Western Bulldogs forward Mitch Hannan says the pain of grand final defeat still lingers and has warned rivals star forward Aaron Naughton is only “scratching the surface” of his potential.

Hannan may have felt more anguish than his teammates after losing last season’s play-off for he was a former Demon, and remains good friends with many of his one-time teammates.

He recalled the emotional pain he felt while recovering from postseason shoulder surgery, and said that still lingered just days away from Wednesday’s grand-final rematch to open the new season.

“It still hurts a little bit, I would say. Aside from bringing joy to our family and friends, that is, ultimately, the reason we play the game is for the success,” Hannan said.

“And it’s hard to win in this day and age with so many teams in the competition, so many variables. To get so close, it does sting a little bit but very quickly, your mind shifts when you start playing games again because it’s a new ball game.”

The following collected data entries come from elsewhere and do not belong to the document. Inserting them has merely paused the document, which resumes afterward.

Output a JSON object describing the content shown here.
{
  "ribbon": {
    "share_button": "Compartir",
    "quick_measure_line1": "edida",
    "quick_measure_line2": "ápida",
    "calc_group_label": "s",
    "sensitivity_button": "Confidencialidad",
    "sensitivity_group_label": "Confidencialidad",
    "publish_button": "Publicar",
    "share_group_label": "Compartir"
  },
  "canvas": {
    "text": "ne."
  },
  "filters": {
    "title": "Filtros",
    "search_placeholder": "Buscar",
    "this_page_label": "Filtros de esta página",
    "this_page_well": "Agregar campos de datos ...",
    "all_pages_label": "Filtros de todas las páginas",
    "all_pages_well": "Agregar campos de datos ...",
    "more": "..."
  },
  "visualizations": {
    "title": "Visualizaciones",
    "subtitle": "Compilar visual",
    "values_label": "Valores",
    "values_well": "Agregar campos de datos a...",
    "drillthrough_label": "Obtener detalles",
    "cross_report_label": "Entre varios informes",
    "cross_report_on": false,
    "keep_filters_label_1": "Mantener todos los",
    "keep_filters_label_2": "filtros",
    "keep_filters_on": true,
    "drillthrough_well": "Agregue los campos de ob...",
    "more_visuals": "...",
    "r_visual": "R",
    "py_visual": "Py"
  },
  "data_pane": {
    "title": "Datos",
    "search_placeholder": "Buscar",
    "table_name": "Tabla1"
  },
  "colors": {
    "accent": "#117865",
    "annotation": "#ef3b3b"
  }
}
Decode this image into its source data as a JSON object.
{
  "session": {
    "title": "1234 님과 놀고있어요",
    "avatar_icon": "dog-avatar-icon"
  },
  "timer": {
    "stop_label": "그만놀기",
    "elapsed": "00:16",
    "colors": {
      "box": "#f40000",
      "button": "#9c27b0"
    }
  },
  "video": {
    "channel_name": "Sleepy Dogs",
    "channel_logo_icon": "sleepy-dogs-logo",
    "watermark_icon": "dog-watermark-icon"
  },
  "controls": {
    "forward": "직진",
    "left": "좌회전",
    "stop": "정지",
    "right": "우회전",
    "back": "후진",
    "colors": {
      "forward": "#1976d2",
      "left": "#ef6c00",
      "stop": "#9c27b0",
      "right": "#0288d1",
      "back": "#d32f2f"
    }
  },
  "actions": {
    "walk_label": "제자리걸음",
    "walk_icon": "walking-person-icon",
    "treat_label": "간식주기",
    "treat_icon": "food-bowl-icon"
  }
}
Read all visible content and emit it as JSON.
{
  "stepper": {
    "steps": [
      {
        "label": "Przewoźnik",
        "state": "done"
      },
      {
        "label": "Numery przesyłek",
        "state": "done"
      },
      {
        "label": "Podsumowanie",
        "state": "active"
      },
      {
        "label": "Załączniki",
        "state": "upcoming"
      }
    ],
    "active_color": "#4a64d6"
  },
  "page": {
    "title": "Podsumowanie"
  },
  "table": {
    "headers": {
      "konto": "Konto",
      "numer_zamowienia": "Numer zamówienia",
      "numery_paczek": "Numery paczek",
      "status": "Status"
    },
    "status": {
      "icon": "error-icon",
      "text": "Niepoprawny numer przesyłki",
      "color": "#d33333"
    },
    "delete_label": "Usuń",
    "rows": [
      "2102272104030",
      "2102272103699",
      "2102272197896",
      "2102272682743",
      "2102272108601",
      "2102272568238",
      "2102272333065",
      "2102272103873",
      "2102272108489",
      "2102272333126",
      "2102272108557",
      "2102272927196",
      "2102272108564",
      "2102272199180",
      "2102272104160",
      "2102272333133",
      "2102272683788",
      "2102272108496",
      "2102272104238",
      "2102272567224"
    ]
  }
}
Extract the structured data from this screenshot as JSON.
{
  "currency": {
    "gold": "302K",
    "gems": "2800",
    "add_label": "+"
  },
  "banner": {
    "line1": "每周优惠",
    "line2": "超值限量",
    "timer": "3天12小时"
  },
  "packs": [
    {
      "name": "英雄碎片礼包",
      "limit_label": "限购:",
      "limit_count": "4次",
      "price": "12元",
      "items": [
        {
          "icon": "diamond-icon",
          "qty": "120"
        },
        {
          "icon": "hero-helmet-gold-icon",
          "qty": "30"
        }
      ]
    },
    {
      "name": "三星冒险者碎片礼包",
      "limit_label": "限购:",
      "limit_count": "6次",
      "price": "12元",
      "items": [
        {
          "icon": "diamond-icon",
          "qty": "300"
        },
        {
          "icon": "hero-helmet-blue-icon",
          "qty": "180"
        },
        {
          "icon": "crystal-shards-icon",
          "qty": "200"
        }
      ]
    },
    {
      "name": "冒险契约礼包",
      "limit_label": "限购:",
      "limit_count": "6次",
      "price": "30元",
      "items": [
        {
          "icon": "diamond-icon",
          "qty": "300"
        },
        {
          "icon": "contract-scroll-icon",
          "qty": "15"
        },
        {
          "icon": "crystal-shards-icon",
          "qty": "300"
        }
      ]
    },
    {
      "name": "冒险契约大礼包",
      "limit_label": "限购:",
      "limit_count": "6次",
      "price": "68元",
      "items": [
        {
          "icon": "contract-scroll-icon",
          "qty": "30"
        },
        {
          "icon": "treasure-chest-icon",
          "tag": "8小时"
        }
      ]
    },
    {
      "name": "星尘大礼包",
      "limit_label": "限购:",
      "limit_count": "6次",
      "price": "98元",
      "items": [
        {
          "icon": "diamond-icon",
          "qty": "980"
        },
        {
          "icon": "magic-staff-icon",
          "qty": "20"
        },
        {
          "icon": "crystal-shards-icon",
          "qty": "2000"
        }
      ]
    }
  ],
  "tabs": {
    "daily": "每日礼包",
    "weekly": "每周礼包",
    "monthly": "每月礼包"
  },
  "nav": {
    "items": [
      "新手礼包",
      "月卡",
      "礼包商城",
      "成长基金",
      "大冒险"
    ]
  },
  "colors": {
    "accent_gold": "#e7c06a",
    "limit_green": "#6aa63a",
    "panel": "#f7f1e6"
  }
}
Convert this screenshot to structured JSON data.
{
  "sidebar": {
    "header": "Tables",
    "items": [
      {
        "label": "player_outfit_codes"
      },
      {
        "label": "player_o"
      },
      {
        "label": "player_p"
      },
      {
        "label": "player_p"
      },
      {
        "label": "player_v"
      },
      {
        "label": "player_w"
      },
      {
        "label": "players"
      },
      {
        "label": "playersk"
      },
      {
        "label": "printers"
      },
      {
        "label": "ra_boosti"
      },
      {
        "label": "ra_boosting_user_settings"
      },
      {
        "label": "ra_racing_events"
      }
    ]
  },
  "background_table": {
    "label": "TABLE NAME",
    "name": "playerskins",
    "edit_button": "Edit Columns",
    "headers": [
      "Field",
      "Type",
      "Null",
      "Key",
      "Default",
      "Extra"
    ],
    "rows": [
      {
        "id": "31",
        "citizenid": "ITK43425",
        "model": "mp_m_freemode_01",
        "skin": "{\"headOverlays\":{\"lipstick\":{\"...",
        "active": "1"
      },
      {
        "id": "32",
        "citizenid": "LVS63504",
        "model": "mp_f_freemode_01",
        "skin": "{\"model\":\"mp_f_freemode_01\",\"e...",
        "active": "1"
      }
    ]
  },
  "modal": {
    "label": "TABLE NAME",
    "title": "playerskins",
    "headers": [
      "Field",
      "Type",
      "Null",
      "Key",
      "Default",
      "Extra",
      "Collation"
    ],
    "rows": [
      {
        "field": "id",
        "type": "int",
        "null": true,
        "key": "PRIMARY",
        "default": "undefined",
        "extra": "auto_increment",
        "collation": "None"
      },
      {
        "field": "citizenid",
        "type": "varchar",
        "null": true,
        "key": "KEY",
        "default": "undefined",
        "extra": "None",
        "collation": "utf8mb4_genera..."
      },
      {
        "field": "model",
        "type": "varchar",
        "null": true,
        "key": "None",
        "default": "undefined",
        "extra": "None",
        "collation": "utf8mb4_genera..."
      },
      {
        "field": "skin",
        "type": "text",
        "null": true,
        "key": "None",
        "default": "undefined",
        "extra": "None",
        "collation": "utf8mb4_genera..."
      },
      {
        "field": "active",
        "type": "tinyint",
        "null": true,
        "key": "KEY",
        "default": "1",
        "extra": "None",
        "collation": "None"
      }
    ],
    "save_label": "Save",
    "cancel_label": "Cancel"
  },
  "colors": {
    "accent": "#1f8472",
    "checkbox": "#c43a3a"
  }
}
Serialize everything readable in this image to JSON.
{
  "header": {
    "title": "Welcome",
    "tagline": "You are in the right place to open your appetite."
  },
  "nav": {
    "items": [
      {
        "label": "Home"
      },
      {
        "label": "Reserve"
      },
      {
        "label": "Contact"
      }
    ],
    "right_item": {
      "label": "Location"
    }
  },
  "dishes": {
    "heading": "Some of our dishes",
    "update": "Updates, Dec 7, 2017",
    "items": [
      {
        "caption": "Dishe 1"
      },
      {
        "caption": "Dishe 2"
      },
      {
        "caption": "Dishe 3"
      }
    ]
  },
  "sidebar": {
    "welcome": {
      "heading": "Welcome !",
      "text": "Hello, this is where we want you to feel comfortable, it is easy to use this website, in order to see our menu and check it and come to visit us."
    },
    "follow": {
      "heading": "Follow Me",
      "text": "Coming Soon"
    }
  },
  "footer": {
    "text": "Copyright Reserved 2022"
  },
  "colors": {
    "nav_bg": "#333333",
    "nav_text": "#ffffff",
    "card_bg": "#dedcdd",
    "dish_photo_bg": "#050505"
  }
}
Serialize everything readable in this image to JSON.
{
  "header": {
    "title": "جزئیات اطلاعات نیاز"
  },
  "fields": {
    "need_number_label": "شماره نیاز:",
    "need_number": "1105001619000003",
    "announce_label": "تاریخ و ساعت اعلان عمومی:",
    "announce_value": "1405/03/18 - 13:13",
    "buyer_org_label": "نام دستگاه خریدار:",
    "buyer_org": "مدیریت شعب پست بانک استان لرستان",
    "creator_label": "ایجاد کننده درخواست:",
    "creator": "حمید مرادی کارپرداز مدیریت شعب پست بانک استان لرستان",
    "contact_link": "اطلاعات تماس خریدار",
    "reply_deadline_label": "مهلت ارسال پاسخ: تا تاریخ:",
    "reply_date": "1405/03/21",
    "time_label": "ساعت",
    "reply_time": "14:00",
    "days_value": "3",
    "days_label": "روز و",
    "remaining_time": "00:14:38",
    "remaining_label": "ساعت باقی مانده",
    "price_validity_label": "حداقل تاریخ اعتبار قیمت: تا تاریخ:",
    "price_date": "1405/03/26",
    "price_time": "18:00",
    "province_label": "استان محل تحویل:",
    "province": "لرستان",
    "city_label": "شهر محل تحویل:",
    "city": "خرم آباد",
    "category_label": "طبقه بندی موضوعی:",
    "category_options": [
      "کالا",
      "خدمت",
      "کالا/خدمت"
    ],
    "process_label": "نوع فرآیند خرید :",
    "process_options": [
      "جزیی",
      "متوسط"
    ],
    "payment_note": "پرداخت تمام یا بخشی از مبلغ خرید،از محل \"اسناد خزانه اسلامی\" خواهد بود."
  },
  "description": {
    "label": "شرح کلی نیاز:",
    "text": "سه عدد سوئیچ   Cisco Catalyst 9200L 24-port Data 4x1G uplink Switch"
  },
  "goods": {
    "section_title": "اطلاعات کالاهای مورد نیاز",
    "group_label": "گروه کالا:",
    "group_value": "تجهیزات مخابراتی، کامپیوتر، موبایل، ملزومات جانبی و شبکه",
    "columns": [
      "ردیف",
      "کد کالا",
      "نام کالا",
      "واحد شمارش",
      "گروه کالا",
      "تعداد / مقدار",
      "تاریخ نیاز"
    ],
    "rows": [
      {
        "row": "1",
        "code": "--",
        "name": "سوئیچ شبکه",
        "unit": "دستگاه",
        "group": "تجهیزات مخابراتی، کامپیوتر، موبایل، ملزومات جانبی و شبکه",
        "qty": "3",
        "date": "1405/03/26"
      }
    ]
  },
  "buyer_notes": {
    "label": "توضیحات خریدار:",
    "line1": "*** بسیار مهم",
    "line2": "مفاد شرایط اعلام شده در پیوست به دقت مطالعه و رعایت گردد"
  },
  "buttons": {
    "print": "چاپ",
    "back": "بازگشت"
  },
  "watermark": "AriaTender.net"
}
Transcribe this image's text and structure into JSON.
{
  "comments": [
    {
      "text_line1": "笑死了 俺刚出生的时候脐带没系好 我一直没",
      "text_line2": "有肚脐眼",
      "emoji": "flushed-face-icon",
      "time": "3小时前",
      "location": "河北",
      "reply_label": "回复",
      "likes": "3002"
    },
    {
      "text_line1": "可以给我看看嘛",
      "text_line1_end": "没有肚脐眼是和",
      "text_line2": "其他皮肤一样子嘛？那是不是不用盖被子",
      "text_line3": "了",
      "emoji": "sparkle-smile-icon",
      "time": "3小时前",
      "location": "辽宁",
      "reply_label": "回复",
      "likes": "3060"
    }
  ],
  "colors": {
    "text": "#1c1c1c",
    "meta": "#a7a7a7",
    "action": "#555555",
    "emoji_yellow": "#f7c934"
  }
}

Hannan, a medium-sized forward who played 17 games in his first season at the Whitten Oval, had “clean-out” surgery on his shoulder but has had no issues through the pre-season practice matches.

“We are looking to make amends in the season coming up,” he said.

“For me, it was the first time that I have ever been that deep in finals. For a handful of guys here, they tasted that ultimate success four or five years ago. So, it definitely hurts and you mull on it, especially when you are sitting back after some shoulder on the couch, thinking about what could have been.

“But, at the end of the day, Melbourne were really good on that day and they, obviously, ultimately were premiers. I am still fortunate enough to be able to go again this year and have a good crack at it.”

For the Bulldogs to do that, they will need the high-flying, pack-marking Naughton to again be a significant presence. The left-footer was second in the league for contested marks, fourth for marks inside 50 and booted 47 goals (one behind a team-high from Josh Bruce) last year, but the latter will miss a significant portion of this season because of a knee injury.

The development of Naughton, 22, was shown in his inclusion in the leadership group.

“He is a seriously talented man. I am surprised at how young he is and how much of an impact he is already having, especially on field,” Hannan said.

“He is, obviously, still maturing as a man still, and that’s one of those growth areas I am talking about where we can get better as a team. He is so young. The world is his oyster, especially on the footy field.

“Just the way he attacks the ball, he is just so powerful in terms of being able to spring for a mark and, if he doesn’t mark it … he is just as agile on the ground. He is a handful for any serious defender out there and he is only scratching the surface I feel.”

There has been much made of the growing rivalry, even dislike, between the Bulldogs and Demons, sparked after the Demons linked arms and sang Freed from Desire in the middle of Optus Stadium in Perth as they celebrated a breakthrough flag.

This ill-feeling was exacerbated days later when the Demons and Bulldogs clashed verbally at a Perth nightclub.

“I think it’s a bit overblown. They are a very good team, likewise we are,” Hannan said of the rivalry and of the nightclub incident.

“There are lots of things that get talked about behind the scenes but I wouldn’t say there are any great grudges there. There are two teams at the peak of their powers at the moment, striving for success.”